The Federal Energy Regulatory Commission’s Order 1000, issued July 21, 2011, provides a roadmap for regional planning and cost allocation for transmission projects in North America. The order addresses several complex issues that are deemed to be essential for open, transparent, and efficient transmission planning, but that have been addressed with varying success in different parts of the country.
The rule addresses four major areas. It requires each public utility transmission provider to participate in a regional planning process that results in a regional transmission plan; requires each public utility transmission provider to consider public policy goals in its local and regional transmission planning processes; calls for improved coordination between neighboring transmission planning regions for new regional transmission facilities; and directs the removal from any FERC-jurisdictional document of rights of first refusal for incumbent transmission owners to build certain new transmission facilities. A fifth element of the order requires each public utility transmission provider to have a planning process that includes methods for both regional and interregional allocation of the costs of new transmission facilities. The order lays out six guiding principles for those cost allocation methods.
With a robust stakeholder process in place for more than a decade, resulting annually in aRegional System Plan, and a well-established cost-allocation process for transmission projects needed for reliability or market efficiency, New England is largely in compliance with Order 1000. ISO New England has engaged in interregional planning with the New York ISO (NYISO) and PJM Interconnection since the grid operators were formed in the late 1990s, and has worked with those two regions under a formal planning protocol since 2003. The ISO is also involved with the Eastern Interconnection Planning Collaborative, a coalition of planning authorities in the Eastern Interconnection.

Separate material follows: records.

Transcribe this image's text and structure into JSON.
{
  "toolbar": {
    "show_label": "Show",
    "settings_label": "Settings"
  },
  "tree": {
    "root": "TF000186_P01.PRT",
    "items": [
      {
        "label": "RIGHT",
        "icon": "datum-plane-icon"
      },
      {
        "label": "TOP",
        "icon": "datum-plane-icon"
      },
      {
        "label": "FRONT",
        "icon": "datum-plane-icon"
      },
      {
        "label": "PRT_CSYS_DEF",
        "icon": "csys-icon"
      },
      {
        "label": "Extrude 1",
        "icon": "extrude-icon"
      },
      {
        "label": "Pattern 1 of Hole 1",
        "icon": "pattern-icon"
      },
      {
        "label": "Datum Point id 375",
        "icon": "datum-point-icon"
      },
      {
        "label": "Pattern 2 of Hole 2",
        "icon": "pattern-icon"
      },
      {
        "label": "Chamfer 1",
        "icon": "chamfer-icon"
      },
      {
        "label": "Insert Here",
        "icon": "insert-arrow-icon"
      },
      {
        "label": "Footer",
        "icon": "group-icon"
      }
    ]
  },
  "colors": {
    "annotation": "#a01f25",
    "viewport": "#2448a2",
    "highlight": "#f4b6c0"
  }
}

Two areas exist where material changes may be necessary to the ISO New England tariff in order to comply with Order 1000. Those involve planning and cost allocation for transmission projects driven by public policy objectives, rather than reliability needs or market efficiency, and interregional cost allocation.
In developing comments on the draft rule, ISO New England, NEPOOL (the organization of market participants in New England) and the New England States Committee on Electricity agreed that the New England states should take the lead in identifying public policy goals driving transmission needs, deciding how to evaluate solutions, and deciding how to allocate costs for public policy projects. NESCOE has posted on its website a draft framework to address Order 1000’s provisions regarding public policy projects and cost allocation. ISO-NE is working jointly with the states and all stakeholders to develop the process by which the ISO will identify and incorporate public policy into the regional transmission process.
Regarding interregional planning and cost allocation, ISO New England has a long history of coordinated planning with NYISO, PJM, and its Canadian neighbors. In assessing current compliance, it appears that some additional detail may need to be added to the Northeastern ISO/RTO Planning Coordination Protocol with NYISO and PJM. With regard to interregional cost allocation, to date each ISO has paid for the portions of cross-border projects that are located within its territory. However, there is no formal cost allocation process in place.
ISO New England, the states and other stakeholders are working to develop the region’s Order 1000 compliance proposal. The deadline for filing a proposal to meet all Order 1000 requirements except those involving interregional planning and cost allocation is October, 2012. The compliance filing addressing interregional planning and cost allocation is due in April, 2013.